L'autorité intimée a retenu le 1er

novembre 2003 comme point de départ, en se basant sur les attestations de

l'Office cantonal de la population de Genève, qui lui-même s'en est tenu à l'échéance

de l'autorisation de séjour du recourant. Or, compte tenu des éléments décrits précédemment,

il n'est pas impossible que la condition du domicile en Suisse faisait déjà défaut

à l'ouverture du droit à l'indemnité. Le rejet du recours par le Tribunal de

céans ne préjuge en rien de cette question, qui n'est pas l'objet du présent litige

et que la caisse peut donc librement réexaminer.

6.

Le présent arrêt est rendu sans frais. N'obtenant pas gain

de cause, le recourant, qui a procédé avec l'assistance d'un mandataire

professionnel, n'a pas droit à des dépens (art. 55 al. 1 LJPA).

Dispositif

Par ces motifs

le Tribunal administratif

arrête:

I.

Le recours est rejeté.

II.

La décision sur opposition de la Caisse de chômage Unia du

28 mars 2006 est maintenue.

III.

Le présent arrêt est rendu sans frais ni dépens.

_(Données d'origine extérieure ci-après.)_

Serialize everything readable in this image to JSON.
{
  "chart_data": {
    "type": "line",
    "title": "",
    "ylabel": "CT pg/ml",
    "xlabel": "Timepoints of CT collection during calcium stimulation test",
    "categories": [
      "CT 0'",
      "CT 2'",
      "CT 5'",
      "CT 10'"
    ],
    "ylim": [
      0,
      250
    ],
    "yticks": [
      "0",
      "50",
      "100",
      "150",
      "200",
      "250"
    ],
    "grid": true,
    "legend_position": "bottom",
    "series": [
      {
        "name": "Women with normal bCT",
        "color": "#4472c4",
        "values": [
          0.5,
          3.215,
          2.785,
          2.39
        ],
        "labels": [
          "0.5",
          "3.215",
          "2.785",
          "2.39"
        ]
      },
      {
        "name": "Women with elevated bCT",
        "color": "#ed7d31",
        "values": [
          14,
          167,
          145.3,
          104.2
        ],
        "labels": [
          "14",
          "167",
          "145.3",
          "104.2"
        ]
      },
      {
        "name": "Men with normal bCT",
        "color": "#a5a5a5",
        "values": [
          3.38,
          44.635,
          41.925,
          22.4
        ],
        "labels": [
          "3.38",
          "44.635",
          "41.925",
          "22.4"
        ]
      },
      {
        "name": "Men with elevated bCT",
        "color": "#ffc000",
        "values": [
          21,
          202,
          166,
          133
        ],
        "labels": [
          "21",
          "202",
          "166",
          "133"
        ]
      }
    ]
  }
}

eg/Lausanne, le 25 avril 2007

Le président: Le

greffier:

Le présent arrêt est communiqué aux destinataires de

l'avis d'envoi ci-joint.

Il peut faire l'objet, dans les trente

jours suivant sa notification, d'un recours au Tribunal fédéral. Le recours en

matière de droit public s'exerce aux conditions des articles 82 ss de la loi du

17 juin 2005 sur le Tribunal fédéral (LTF - RS 173.110), le recours

constitutionnel subsidiaire à celles des articles 113 ss LTF. Le mémoire de

recours doit être rédigé dans une langue officielle, indiquer les conclusions,

les motifs et les moyens de preuve, et être signé. Les motifs doivent exposer

succinctement en quoi l’acte attaqué viole le droit. Les pièces invoquées comme

moyens de preuve doivent être jointes au mémoire, pour autant qu’elles soient

en mains de la partie; il en va de même de la décision attaquée.